The stage of the tumour refers to its size and extent of spread to other regions. Cancer restricted to the breast is called localized cancer, while metastatic cancer spreads to other organs. Cancer stage is symbolized by Stages I to IV. The higher the stage, the larger the tumour is. The grade of the tumour is determined based on how different it looks from the healthy cells under a microscope.
What is the status of the hormone receptor?
Oestrogen and progesterone hormones play an important role in breast cancer development and the rate at which it progresses. Cancer cells may have oestrogen and progesterone receptors, allowing them to detect hormone signal molecules in the blood. This, in turn, fuels the growth of cancerous cells. Cancer cells that do not have these receptors are unable to tap growth-signalling message and therefore, there is no further growth.
What is the status of my human epidermal growth factor receptor 2 (HER2)?
This is another type of growth signal receptor, which is present on breast cancer cells. Tumours that produce more than normal level of HER2 may grow aggressively, but they respond well to treatment drugs.
What are the chances of the cancer returning or spreading to other areas?
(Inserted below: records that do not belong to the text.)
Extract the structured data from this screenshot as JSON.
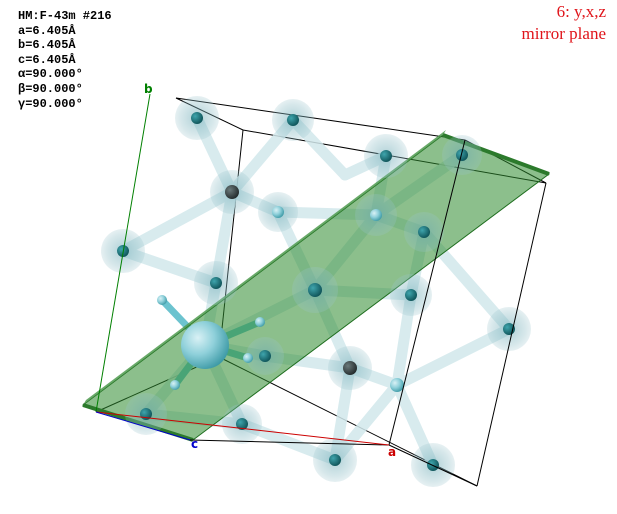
{
  "cell_info": {
    "space_group": "HM:F-43m #216",
    "a": "a=6.405Å",
    "b": "b=6.405Å",
    "c": "c=6.405Å",
    "alpha": "α=90.000°",
    "beta": "β=90.000°",
    "gamma": "γ=90.000°"
  },
  "symmetry_operation": {
    "number_and_op": "6: y,x,z",
    "element": "mirror plane"
  },
  "axes": {
    "a_label": "a",
    "b_label": "b",
    "c_label": "c",
    "a_color": "#cc0000",
    "b_color": "#008000",
    "c_color": "#0000cc"
  },
  "colors": {
    "plane_fill": "#2e8b2e",
    "atom_large": "#7ec8d3",
    "atom_dark": "#1f7a80",
    "bond": "#cfe6ea",
    "symop_text": "#e0141a"
  }
}
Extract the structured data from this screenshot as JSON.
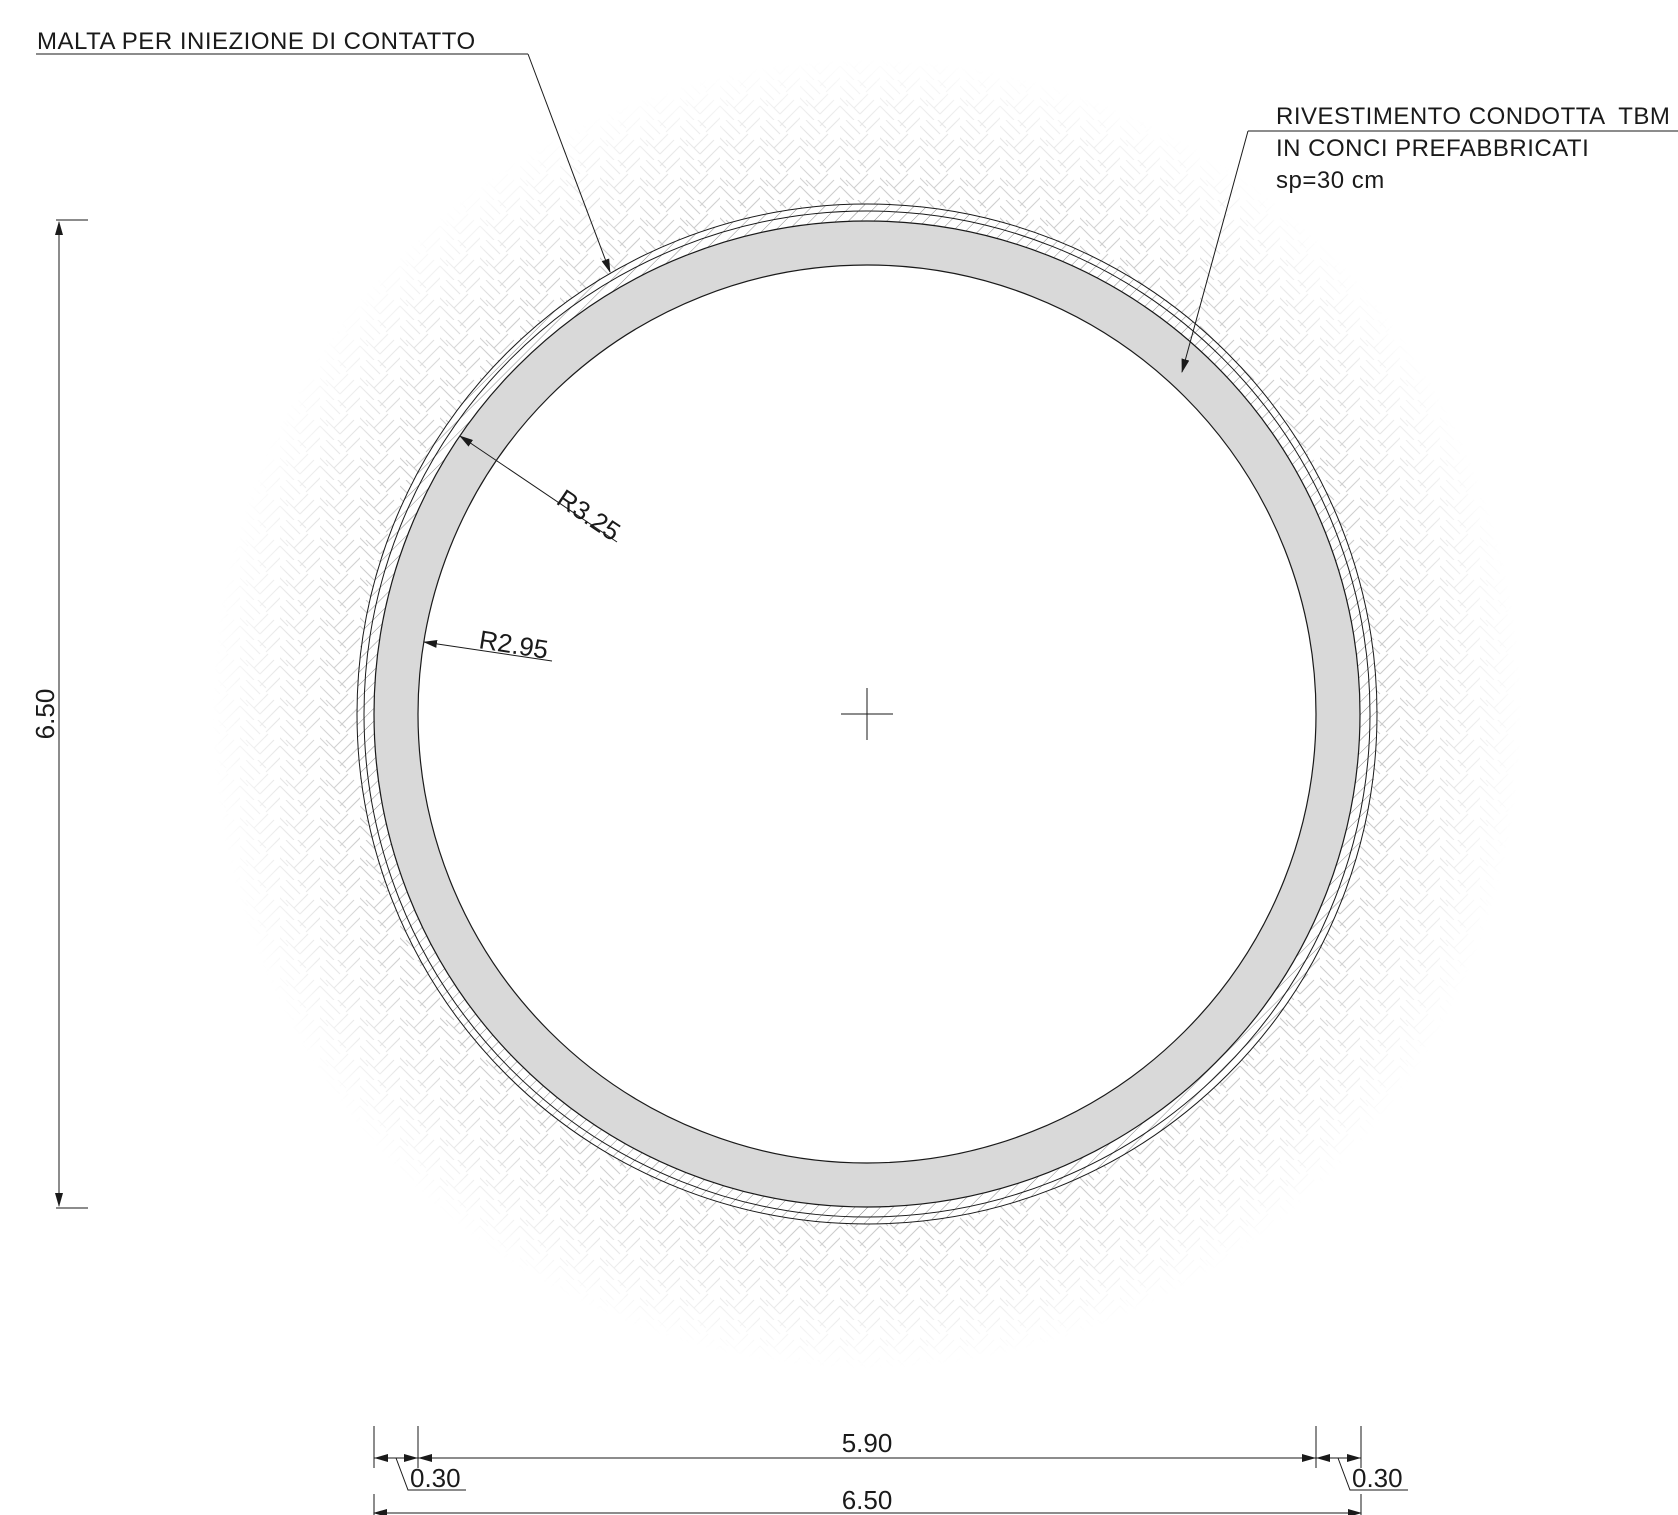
{
  "labels": {
    "grout": "MALTA PER INIEZIONE DI CONTATTO",
    "lining_line1": "RIVESTIMENTO CONDOTTA  TBM",
    "lining_line2": "IN CONCI PREFABBRICATI",
    "lining_line3": "sp=30 cm"
  },
  "dimensions": {
    "outer_radius": "R3.25",
    "inner_radius": "R2.95",
    "height_total": "6.50",
    "inner_width": "5.90",
    "left_thickness": "0.30",
    "right_thickness": "0.30",
    "width_total": "6.50"
  },
  "colors": {
    "lining_fill": "#d9d9d9",
    "hatch": "#b5b5b5",
    "line": "#1a1a1a"
  }
}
Oncologists specifically look at the size of the tumour, HER2 status, hormone receptors, grade and stage to assess the likelihood of cancer returning back or spreading to other regions of the body. In addition, the doctor may suggest a few medical tests to confirm the risk of recurrence of breast cancer in the future.
What is the suggested plan for treatment after diagnosis?
Based on the assessment of the tumour, the oncologist may recommend a surgery, radiation therapy, chemotherapy, hormone blockers or drug therapy as a part of breast cancer treatment. The choice of treatment may depend on the size of the tumour, the risk and whether lymph nodes are involved or not.;;
What side effects might I experience during treatment?
Breast cancer medication causes fatigue, darkening of skin, lymphedema, or irritation of breast skin. The oncologist may help provide a clear view of the side effects that you may encounter during the course of treatment and guidance on how to cope with the stress. So these are the brain cancer questions you must ask your oncologist.